In der Mode der 1920er-Jahre findet das Konzept der «Neuen Frau» direkten Übergang in textile Form. So spiegelt sich im zeitgemäss sachlich-androgynen Kleidungsstil das Spiel mit den Geschlechterrollen: Zum einen verdeckt die strenge Linienführung bewusst die weiblichen Züge, zum anderen integriert er explizit männliche Accessoires wie Zigarette, Monokel, Krawatte oder die «Melone».2 Die hohe Präsenz in den illustrierten Zeitschriften treibt ihre Popularität voran: Die «Neue Frau» erscheint als greifbares, «in absehbarer Zukunft erreichbares Nahziel».3
Bitte mit Pelz
Die «Neue Frau» trägt Pelz. Gemäss der Kulturjournalistin Vanessa Loewel ist die «Bindung von Mode an Lebens- und Verhaltensweisen ihrer Trägerin» in den Zwanzigerjahren besonders ausgeprägt: Die Mode transportiert eine Lebenshaltung und strahlt diese – gewissermassen im Objekt Pelz verstärkt – nach aussen.4 Die Zeitschrift Das Magazin prophezeit im Winter 1927/28 für die nahe Zukunft:
«Die grosse Mode wird der Fuchs, der Silberfuchs und andere Füchse werden getragen werden, und wenn ich meine Prophezeiung für die Herbstmode zusammenfassen soll, so muss ich sagen, sportliche Note, sportliches Kostüm, garniert mit bunten, vielfarbigen Ketten, sportliche Linie und überall dominiert der Fuchs.»5
Das haarige Kleidungsstück schmückte gewöhnlich höhere Gesellschaftsschichten. Als Emblem auf den Schultern der «Neuen Frau» steht es ikonografisch für deren Ambitionen: Er verbildlicht den Wunsch nach der Verbesserung der Lebensumstände, nach Anerkennung und nach Erhöhung des sozialen Status.
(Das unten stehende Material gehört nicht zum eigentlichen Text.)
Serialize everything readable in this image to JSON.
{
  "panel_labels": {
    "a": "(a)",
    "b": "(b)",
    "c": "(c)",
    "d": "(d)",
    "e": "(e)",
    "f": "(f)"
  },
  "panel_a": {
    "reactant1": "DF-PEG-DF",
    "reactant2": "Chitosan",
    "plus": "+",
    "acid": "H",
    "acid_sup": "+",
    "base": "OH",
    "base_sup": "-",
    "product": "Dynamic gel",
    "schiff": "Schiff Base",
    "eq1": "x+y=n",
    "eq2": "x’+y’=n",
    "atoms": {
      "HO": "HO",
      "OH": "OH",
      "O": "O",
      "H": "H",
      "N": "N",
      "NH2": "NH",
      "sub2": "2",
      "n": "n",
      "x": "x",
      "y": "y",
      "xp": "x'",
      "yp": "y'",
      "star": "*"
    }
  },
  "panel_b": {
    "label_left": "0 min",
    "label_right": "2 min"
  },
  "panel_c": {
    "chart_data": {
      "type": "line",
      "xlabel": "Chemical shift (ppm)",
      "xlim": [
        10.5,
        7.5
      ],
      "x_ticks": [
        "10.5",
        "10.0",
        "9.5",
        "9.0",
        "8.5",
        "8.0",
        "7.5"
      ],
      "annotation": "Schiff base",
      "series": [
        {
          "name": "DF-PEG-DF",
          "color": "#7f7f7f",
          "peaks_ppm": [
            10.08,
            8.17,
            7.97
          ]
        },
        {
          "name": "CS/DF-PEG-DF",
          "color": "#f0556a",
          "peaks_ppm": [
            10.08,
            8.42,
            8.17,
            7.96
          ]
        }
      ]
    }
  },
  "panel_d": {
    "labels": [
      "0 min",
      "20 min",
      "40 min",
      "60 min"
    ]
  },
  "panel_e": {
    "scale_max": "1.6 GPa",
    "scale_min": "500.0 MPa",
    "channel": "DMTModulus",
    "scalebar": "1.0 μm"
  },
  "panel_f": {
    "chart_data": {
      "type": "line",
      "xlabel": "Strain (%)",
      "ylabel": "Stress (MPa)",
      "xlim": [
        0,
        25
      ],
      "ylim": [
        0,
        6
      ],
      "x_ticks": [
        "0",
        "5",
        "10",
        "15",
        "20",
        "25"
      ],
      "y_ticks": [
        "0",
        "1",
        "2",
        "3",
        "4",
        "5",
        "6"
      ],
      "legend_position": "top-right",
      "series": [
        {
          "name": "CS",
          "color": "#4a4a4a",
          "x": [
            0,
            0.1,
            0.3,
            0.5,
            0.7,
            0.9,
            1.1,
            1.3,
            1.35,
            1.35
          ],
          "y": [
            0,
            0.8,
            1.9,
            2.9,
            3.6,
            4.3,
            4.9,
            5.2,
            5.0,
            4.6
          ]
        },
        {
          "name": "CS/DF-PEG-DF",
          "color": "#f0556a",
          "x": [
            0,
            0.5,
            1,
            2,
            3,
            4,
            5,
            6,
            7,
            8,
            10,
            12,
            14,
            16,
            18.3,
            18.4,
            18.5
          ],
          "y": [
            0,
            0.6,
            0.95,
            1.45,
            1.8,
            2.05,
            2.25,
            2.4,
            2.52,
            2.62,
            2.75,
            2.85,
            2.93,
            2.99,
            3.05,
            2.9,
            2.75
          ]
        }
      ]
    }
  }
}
Mannequin mit Pelzstola – Pelz im Sommer (Detail), in: Zürcher Illustrierte, Band 6 (1930), Heft 27 6
Das eingangs umschriebene Mannequin trägt gleich selbst einen Fuchs über den Schultern – ein ganzes Tier mitsamt Kopf, Pfoten und Schwanz (Abb. 1). Eine solche Stola, gefertigt aus dem als besonders edel geltenden Silberfuchs, ist in der Sammlung des Historischen Museums in Luzern erhalten (Abb. 2). Welche Geschichte verbirgt sich dahinter?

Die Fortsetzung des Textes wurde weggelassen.